The landscape of reading is even more complicated as it is affected not only by publishing, but also by new technologies, emerging new media and communication channels, educational programmes, and social norms. The complexity and variety of reading habits across the world, social groups and professions is captured and presented in the second chapter, which also includes presentation of modern science of reading and the outline of the reading future as seen by some researchers.

The third chapter relates to the sensitive issue of free digital content and the development of modern books in this environment of unlimited access to unpaid information, music, film and stories in all possible formats. The author accepts the situation as it is and discusses the issues of piracy, copyright protection and the possible future developments. The tensions between making living out of creative production and free of charge contents is examined as a condition for new business models. The tested and evolving ones are presented in all their variety. One can expect further complications and solutions in this area as the new formats and technologies evolve. The parallels with music industry and newspaper transformation in this part are explicit, but the solutions found by music and news creators are not always usable by book publishers.

Business models are also central in the chapter on digital capital. This title did not seem to me quite revealing the content as I perceived it as much wider and richer than the title suggests. It actually looks into a variety of forms of circulation of e-books and books, as well as the ways of promoting the books and reading. But at the end of the chapter the author brings these separate threads together and presents a model of digital capital as a form of relational marketing of digital content.

The fifth chapter discussed the issues of global culture and consequences of English language domination on the local publishing, translation and spread of the texts. I have read this chapter with great interest as translation is my point of entry into the publishing industry, from which I can observe it as a participant, not only external researcher or member of a public distribution community. Despite being available worldwide, e-books in local languages are still constrained by the local language. This makes a huge difference for the development of e-book production for small language groups.

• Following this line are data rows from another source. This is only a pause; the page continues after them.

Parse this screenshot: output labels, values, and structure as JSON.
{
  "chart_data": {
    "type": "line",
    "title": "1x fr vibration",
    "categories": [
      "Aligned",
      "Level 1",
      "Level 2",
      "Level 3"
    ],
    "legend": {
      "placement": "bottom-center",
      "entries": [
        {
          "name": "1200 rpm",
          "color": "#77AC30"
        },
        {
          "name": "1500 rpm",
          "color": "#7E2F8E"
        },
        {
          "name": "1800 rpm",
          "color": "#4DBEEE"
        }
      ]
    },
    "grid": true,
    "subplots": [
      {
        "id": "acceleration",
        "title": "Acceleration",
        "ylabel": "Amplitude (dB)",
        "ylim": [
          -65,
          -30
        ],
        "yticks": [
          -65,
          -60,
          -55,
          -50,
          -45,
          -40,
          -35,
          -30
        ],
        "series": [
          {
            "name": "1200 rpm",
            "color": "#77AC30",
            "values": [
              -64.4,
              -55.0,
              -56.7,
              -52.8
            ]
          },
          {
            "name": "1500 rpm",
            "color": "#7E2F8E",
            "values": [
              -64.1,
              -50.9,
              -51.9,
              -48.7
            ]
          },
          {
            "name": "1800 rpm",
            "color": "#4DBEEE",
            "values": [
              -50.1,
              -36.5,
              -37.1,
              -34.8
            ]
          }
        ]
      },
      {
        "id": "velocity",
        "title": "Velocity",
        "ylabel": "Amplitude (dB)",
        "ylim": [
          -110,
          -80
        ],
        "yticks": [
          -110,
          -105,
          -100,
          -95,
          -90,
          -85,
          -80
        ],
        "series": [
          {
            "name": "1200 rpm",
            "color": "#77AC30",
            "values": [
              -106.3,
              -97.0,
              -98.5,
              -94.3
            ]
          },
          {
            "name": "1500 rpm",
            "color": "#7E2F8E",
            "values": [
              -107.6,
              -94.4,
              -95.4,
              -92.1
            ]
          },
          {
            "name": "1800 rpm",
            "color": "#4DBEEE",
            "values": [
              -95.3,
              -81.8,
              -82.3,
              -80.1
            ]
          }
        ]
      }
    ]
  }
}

The book closes with the chapter on convergence and diversity of technologies, media, texts, readers and possible futures. Being optimistic about the place of books in the future world, the author nevertheless presents areas of tension and sketches different potential directions of the development in our book production and reading culture. The book is written from the point of view of English speaking and writing world, but it is enriched by the global perspective not only through authors readings, but also through his respondents from different national backgrounds.

Turning the page also has a big advantage of being a quite compact book. Written in clear language, including a wide range of information and data but without overwhelming the reader, and making clear points of reference and importance it will serve as a useful teaching aid and textbook for many academic courses in humanities and social sciences, not to speak of publishing studies that it addresses directly.


  • Baron, D. (2009). A better pencil: readers, writers and the digital revolution. Oxford: Oxford University Press.
  • Bhaskar, M. (2013). The content machine: towards a theory of publishing from the printing press to the digital network. London: Anthem Press.
  • Piper, A. (2012). Book was there: reading in electronic times. Chicago: The University of Chicago Press.
  • Thompson, J.B. (2010). Merchants of culture: the publishing business in the twenty-first century. Cambridge: Polity Press.
  • van der Weel, A. (2011). Changing our textual minds. Manchester: Manchester University Press.